We moved areas when dc were in Years 4 and 6. They begged to be allowed to stay in the same primary and we agreed and travelled an hour round trip to enable this.

Ds1 then went into comp in our new area in Y7 - so he was the only one from his primary. I thought it would be fine, he'd settle in quickly etc, I wanted him to be able to finish primary in the same school. I was wrong. He struggled so, so much. He hated not knowing anyone at all, struggled to fit in in Y7 and throughout Y8, begged to be allowed to change to the secondary all his friends went to. He's fine now (Y10) but it took a good 2.5 years for him to properly make friends and settle in. Bad, bad decision on our part.

Ds2 continued in his old primary throughout Y5. But we were aware of what a mistake we'd made with ds1 as he was in Y7 and having an awful time - so we moved ds2 to a primary in our local area at the start of Y6. He was terribly upset for a couple of weeks after we told him (in June of Y5) he'd be moving school in Sept. He cried, begged, said we were unfair as ds1 had been allowed to stay in the same primary. It was awful and the guilt literally ate me up for months.

He slotted into his new Y6 class in September with ease. Nervous at first but realised some boys in his class lived 2 minutes from us and made friends quickly. By January he had a new group of friends and when comp transition came, he moved with ease with the rest of his class and zero trouble.
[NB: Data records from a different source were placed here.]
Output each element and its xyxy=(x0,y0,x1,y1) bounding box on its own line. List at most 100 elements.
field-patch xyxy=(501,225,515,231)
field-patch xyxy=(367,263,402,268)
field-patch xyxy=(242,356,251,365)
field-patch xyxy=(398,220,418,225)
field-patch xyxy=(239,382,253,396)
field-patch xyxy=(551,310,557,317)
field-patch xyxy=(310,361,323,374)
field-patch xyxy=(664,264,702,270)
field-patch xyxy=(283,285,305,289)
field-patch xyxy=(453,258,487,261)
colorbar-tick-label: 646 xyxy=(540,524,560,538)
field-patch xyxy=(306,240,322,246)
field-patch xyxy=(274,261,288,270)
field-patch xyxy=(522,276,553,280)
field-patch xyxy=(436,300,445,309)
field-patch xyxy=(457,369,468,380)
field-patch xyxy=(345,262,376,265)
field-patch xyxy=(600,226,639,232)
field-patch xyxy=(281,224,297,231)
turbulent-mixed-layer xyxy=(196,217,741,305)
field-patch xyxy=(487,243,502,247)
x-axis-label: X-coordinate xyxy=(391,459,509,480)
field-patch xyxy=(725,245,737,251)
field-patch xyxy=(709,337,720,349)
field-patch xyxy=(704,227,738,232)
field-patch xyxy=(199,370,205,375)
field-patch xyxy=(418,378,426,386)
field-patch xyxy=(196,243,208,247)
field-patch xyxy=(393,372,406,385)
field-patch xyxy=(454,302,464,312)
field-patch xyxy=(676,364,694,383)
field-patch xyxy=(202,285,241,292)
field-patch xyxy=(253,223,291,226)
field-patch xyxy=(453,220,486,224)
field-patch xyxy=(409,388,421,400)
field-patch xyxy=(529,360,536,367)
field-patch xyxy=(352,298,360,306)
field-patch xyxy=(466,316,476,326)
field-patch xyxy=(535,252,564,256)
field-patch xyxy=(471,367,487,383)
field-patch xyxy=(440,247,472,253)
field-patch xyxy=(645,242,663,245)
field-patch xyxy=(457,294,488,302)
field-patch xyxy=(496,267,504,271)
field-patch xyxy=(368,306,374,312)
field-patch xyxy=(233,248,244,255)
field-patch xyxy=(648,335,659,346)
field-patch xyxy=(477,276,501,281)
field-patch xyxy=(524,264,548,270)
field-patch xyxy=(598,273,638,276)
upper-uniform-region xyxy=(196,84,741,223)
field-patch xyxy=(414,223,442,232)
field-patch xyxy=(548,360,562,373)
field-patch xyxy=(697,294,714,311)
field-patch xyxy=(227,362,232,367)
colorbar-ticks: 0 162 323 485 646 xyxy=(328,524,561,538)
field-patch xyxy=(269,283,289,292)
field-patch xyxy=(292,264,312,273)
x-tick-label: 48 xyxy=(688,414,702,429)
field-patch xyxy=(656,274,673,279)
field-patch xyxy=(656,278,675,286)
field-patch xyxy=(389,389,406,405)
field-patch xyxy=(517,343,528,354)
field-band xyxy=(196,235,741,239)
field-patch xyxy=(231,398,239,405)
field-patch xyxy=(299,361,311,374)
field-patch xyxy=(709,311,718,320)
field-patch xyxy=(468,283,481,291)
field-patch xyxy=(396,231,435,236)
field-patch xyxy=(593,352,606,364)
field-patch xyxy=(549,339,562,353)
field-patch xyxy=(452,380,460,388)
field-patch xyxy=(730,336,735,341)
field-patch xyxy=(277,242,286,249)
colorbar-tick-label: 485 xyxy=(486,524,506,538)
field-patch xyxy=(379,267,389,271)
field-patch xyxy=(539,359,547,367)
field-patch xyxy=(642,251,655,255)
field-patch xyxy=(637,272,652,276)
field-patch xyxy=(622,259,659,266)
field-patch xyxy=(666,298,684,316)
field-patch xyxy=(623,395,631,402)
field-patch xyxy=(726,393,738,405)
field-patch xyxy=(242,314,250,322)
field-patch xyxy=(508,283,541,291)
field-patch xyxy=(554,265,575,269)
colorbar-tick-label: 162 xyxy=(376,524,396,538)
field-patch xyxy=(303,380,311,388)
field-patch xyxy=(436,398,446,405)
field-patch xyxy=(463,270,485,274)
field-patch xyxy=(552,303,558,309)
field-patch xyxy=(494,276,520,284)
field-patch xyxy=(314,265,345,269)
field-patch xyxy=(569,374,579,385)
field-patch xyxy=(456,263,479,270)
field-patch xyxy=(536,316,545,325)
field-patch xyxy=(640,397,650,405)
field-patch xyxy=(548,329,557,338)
He's now thankful he moved school in Y6 and grateful we made him.

So in my experience, even an awfully late Y6 move can be fine - but moving up to comp with friends is key to a smooth transition.

CatOnTheChair · 28/02/2023 17:31

You need you new address before October of Y6 to get a choice of popular secondary schools.
I'd suggest for starting Y5 for oldest as a "latest target". Obviously you can move after this!

The only "absolutely don't if you can help it" are part way through Y10/11 (ie GCSE courses) or part way through Y12/13 (ie Alevels or equivalent).

Fakeairpodsfakeoodie · 28/02/2023 17:35

We made sure to move before Y4. Didn't want DD navigating a new secondary school, hormones, periods and zero friends all at the same time.
So ensured enough years left in new primary to at least conquer the friend aspect and threw her into as many local clubs as possible to gain friends outside of her class too.